Un tazón de chocolate caliente

Me gusta el chocolate a la taza, en tableta, con churros, con pan tostado, con bollo suizo, con curasán, por la mañana, por la tarde y por la noche.
Alrededor de una tazón de chocolate caliente las historias y los relatos toman forma, color, olor, sabor, y los cuentos resultan extraños a veces, otras cercanos.
El aroma del chocolate envuelve el ambiente y lo convierte en espectáculo y cuando suena el tercer aviso se levanta el telón y comienza la función.

miércoles, 1 de junio de 2011

EL PEREGRINO

Muchos años antes, cuando los pantalones no le llegaban a la rodilla, su padre, con una regadera, se dispuso a vaciar todo el agua en el hormiguero que había en la terraza de la casa. “Así no molestarán más, ni spray ni veneno puede con ellas, pero en el agua se ahogan”. Durante un par de días el niño vivió obsesionado con la imagen de las hormigas atrapadas  en el barro.
La vida es un continuo viajar”, le decía su madre, “al principio, el viaje se diluye en la lejanía,  porque no tiene importancia qué día o qué mes cogiste el billete, cuando todo transcurre sin que el paisaje se altere el viaje se hace monótono, pero sin haberlo previsto el tren se para en una estación desconocida, el paisaje cambia de color y te das cuenta que estás vivo”.
Caminando por el sendero del río Arga un peregrino llegaba a las siete de la tarde al puente gótico de la Magdalena, la lluvia caía con fuerza, los charcos del camino eran pequeños lagos que a veces se hacían difíciles de cruzar. Las hojas de los árboles se sacudían el agua que caía cada vez que el viento del sur, cálido y pegajoso, las azotaba. Las huertas que bordeaban el río se encontraban anegadas. Las lechugas, las coles y las habas se retorcían marchitas por el suelo.
Entre truenos, relámpagos, granizo y viento, el peregrino sintió que el mundo se le venía encima cuando una fuerte descarga eléctrica iluminó las murallas de la ciudad, y la torre de Santamaría de la catedral apareció por un instante como si fuera el último deseo de un condenado a muerte.
El agua del río se desbordó y con la fuerza de una ola le arrastraba, como arrastra el mar las conchas y las piedras, como una manguera anegando el hormiguero. Intentó asirse a la rama de un árbol, pero fue inútil.

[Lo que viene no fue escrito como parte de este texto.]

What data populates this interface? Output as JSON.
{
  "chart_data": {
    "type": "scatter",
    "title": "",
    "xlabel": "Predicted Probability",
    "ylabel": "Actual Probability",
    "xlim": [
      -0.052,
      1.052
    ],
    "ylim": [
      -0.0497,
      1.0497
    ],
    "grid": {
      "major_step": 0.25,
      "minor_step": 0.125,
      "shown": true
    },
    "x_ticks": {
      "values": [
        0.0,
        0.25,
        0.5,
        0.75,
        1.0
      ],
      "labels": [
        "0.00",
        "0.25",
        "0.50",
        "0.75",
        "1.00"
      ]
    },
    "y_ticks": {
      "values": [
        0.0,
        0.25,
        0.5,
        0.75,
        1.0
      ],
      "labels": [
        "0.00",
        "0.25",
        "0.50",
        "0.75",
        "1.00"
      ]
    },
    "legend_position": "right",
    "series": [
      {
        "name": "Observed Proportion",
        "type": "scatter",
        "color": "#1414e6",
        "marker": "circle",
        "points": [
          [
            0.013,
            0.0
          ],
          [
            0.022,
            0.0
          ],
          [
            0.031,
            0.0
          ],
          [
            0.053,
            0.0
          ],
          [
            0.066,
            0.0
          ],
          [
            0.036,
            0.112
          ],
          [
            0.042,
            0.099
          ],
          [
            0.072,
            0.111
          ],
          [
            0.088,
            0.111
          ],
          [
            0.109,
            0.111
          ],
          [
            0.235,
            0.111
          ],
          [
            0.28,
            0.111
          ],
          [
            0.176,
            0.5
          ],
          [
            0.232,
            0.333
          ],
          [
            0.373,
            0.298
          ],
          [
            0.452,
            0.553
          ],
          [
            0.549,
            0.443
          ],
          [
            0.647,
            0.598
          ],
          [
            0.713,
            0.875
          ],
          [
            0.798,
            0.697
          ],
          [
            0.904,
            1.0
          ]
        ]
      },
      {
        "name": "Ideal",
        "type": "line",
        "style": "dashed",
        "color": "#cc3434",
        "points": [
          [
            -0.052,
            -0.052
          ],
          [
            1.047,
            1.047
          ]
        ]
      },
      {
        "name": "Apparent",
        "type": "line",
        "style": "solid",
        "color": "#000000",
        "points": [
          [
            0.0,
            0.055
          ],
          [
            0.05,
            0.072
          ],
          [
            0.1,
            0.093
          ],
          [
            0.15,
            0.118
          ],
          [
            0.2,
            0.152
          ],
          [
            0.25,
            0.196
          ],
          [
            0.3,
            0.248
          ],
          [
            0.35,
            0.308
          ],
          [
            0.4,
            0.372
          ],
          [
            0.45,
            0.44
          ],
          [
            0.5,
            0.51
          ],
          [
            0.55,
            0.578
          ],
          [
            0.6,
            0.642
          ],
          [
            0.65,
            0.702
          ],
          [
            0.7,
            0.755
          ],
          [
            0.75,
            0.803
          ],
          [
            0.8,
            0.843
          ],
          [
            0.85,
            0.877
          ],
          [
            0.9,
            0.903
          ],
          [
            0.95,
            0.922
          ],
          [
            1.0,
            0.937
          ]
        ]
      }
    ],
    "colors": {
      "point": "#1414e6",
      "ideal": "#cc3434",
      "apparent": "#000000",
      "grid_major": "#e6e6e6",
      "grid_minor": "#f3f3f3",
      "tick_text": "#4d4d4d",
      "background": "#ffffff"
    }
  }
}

Quiso gritar pero la vida se le escapaba junto con el río.
Entre húmedas tinieblas y pegajosas aguas se encontró prisionero de sus miserias. Atrapado en una estación de tren reconoció el paisaje. Mientras las turbulentas aguas le arrastraban sin darle tregua, deliraba y revivía el sufrimiento que había dejado atrás. Una voz lejana susurraba “no pasarás”. La silueta temblorosa de su madre se iba acercando: “Jean Pierre, hijo, ¿dónde estás? ¿por qué no vienes? ¿Hijo mío, qué te ha pasado?” “¿Estoy borracho o te repites muchas veces?, déjame en paz, vete, no te necesito”.
 Un fuerte golpe en la cabeza le dejó sin sentido. “Dejarme pasar”, gritaba Jean Pierre en una habitación de paredes blancas desprovistas de cualquier símbolo. Una luz tenue iluminaba a un hombre moribundo que yacía en una cama. “Dejarme pasar”, volvía a gritar. “No pasarás susurraba la voz”. “Es mi padre, quiero pedirle perdón”. Sintió una mano en su hombro que le decía “es tarde, ha muerto”. Maldijo a la muerte, insultó a la vida.
Y llegó la noche, la oscuridad y el miedo. “Ya puedes pasar”. Una tumba gris, en un cementerio sin árboles ni flores, se abría delante de sus pies. “Ya puedes pasar” susurraba una voz. “No pasaré”, contestó Jean Pierre.
Y en la inmensidad de la noche buscó una luz que le iluminara. Despertó lejos del puente, debajo de las murallas, el caudal del río había bajado. Ya no llovía. Al peregrino le pareció que la luna sonreía, y un rostro bondadoso iluminaba un cielo repleto de estrellas.”